Six years ago, God gave me two life-changing things at the same time: becoming pastor of New Hope Baptist Church and knowledge of the principles of Real Love. In God’s providence, I was given a church to love and the knowledge that “our souls require feeling loved in just as real a way as our bodies require air and food.” Greg Baer’s Real Love Bible Study Workbook and his “Essentials of Real Love Seminar” on DVDs have changed the way I see human sinfulness and the Bible’s assertion that “God is love.” I plan to present what I have learned to the church I love as clearly as I can in a series of sermons. Here is the plan.
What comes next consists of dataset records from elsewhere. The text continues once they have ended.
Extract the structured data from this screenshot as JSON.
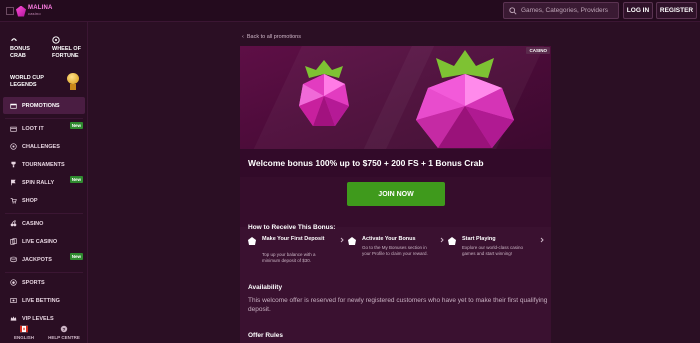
{
  "topbar": {
    "logo_text": "MALINA",
    "logo_sub": "casino",
    "search_placeholder": "Games, Categories, Providers",
    "login_label": "LOG IN",
    "register_label": "REGISTER"
  },
  "sidebar": {
    "featured": [
      {
        "label": "BONUS CRAB",
        "icon": "crab-icon"
      },
      {
        "label": "WHEEL OF FORTUNE",
        "icon": "wheel-icon"
      }
    ],
    "world_cup": "WORLD CUP LEGENDS",
    "items": [
      {
        "label": "PROMOTIONS",
        "icon": "gift-icon",
        "active": true
      },
      {
        "label": "LOOT IT",
        "icon": "chest-icon",
        "badge": "New"
      },
      {
        "label": "CHALLENGES",
        "icon": "target-icon"
      },
      {
        "label": "TOURNAMENTS",
        "icon": "trophy-icon"
      },
      {
        "label": "SPIN RALLY",
        "icon": "flag-icon",
        "badge": "New"
      },
      {
        "label": "SHOP",
        "icon": "cart-icon"
      },
      {
        "label": "CASINO",
        "icon": "cherry-icon"
      },
      {
        "label": "LIVE CASINO",
        "icon": "cards-icon"
      },
      {
        "label": "JACKPOTS",
        "icon": "coins-icon",
        "badge": "New"
      },
      {
        "label": "SPORTS",
        "icon": "ball-icon"
      },
      {
        "label": "LIVE BETTING",
        "icon": "live-icon"
      },
      {
        "label": "VIP LEVELS",
        "icon": "crown-icon"
      }
    ],
    "footer": {
      "language": "ENGLISH",
      "help": "HELP CENTRE"
    }
  },
  "main": {
    "back_link": "Back to all promotions",
    "tag": "CASINO",
    "title": "Welcome bonus 100% up to $750 + 200 FS + 1 Bonus Crab",
    "join_label": "JOIN NOW",
    "how_title": "How to Receive This Bonus:",
    "steps": [
      {
        "title": "Make Your First Deposit",
        "desc": "Top up your balance with a minimum deposit of $30."
      },
      {
        "title": "Activate Your Bonus",
        "desc": "Go to the My Bonuses section in your Profile to claim your reward."
      },
      {
        "title": "Start Playing",
        "desc": "Explore our world-class casino games and start winning!"
      }
    ],
    "availability_title": "Availability",
    "availability_text": "This welcome offer is reserved for newly registered customers who have yet to make their first qualifying deposit.",
    "rules_title": "Offer Rules"
  },
  "colors": {
    "background": "#2b0f24",
    "accent_green": "#3f9a1c",
    "badge_green": "#2f8a2f",
    "brand_pink": "#ff4fd8"
  }
}
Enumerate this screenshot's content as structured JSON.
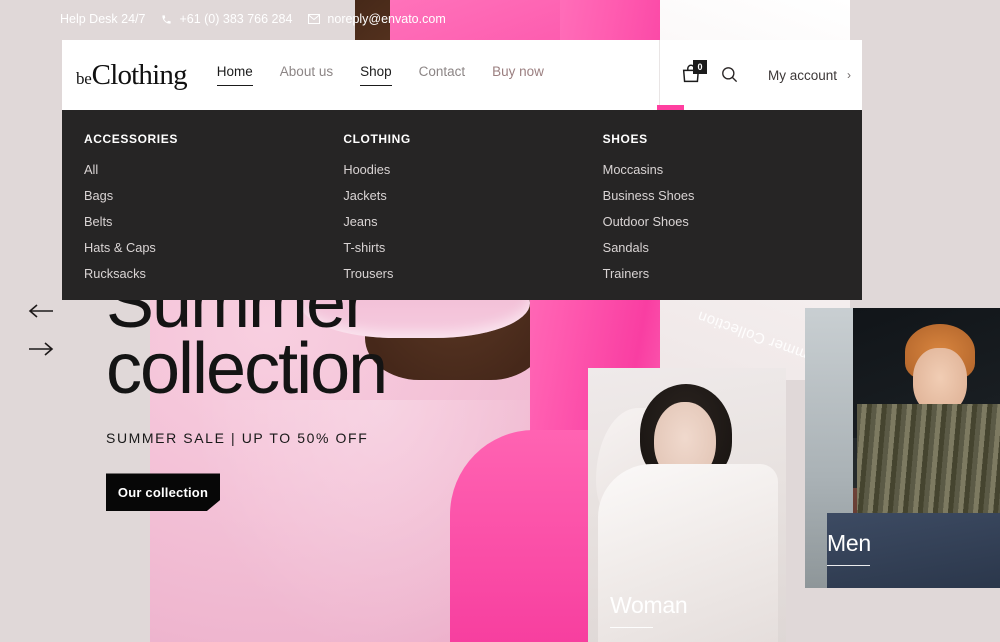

January 8 What Is Real Love and Why Do We Need It? 1John4:10; Isaiah 55:1-3
January 15 Imitation Love: Sugar Babies vs. Soul Food
January 22 Getting and Protecting Behaviors, also Known as Sin
January 29 Changing Your Judgment of People
February 5 Getting Love So That You Can Give It: A River of Life Flowing Out of Me John 4:7-26
February 12 The Law of Choice and the Law of Consequences
February 17 What Can Real Love Do for a Church?
February 24 Real Love and Eternal Life
Waiting on the Lord
When Mary and Joseph took Jesus to the Temple in Jerusalem he was eight days old. There they met a man named Simeon. “He loved God,” the Gospel of Luke says, “and was waiting for God to save the people of Israel. God's Spirit came to him and told him that he would not die until he had seen Christ the Lord” (4:25-26). Simeon had been waiting patiently for God to fulfill his promise. We don’t know how old Simeon was, but it is likely that he had been waiting a long time when he finally saw eight-day-old Jesus. Think about it: this man did not give up. If he had failed to wait on the Lord, he would have missed his reason for being alive.
We need the faith and patience of Simeon, because we too are called on to wait for what we want from God. What matters is not how long we have to wait for what we want, but the kind of persons we become in the waiting.
Here are the questions to ask yourself as you think of what you are “waiting on the Lord” to see. Am I becoming more loving? Am I becoming more patient? Am I honestly praying, “Your will be done on earth as it is in heaven?” Am I trusting God to use me to get his will done?
You may be aware that Billy Graham turned 93 recently. In his wonderful book, Nearing Home, he says, “I was taught how to die, but nobody ever taught me how to grow old.” He writes that his wife Ruth wanted a specific saying on her tombstone. She was driving through an area of road construction once. When she finally came to the end of all the markers and equipment along the road, she saw this sign: “END OF CONSTRUCTION. THANK YOU FOR YOUR PATIENCE.” Those words are over her grave. They are about waiting patiently for the Lord. Each of us is a construction project. We need patience to wait on the Lord.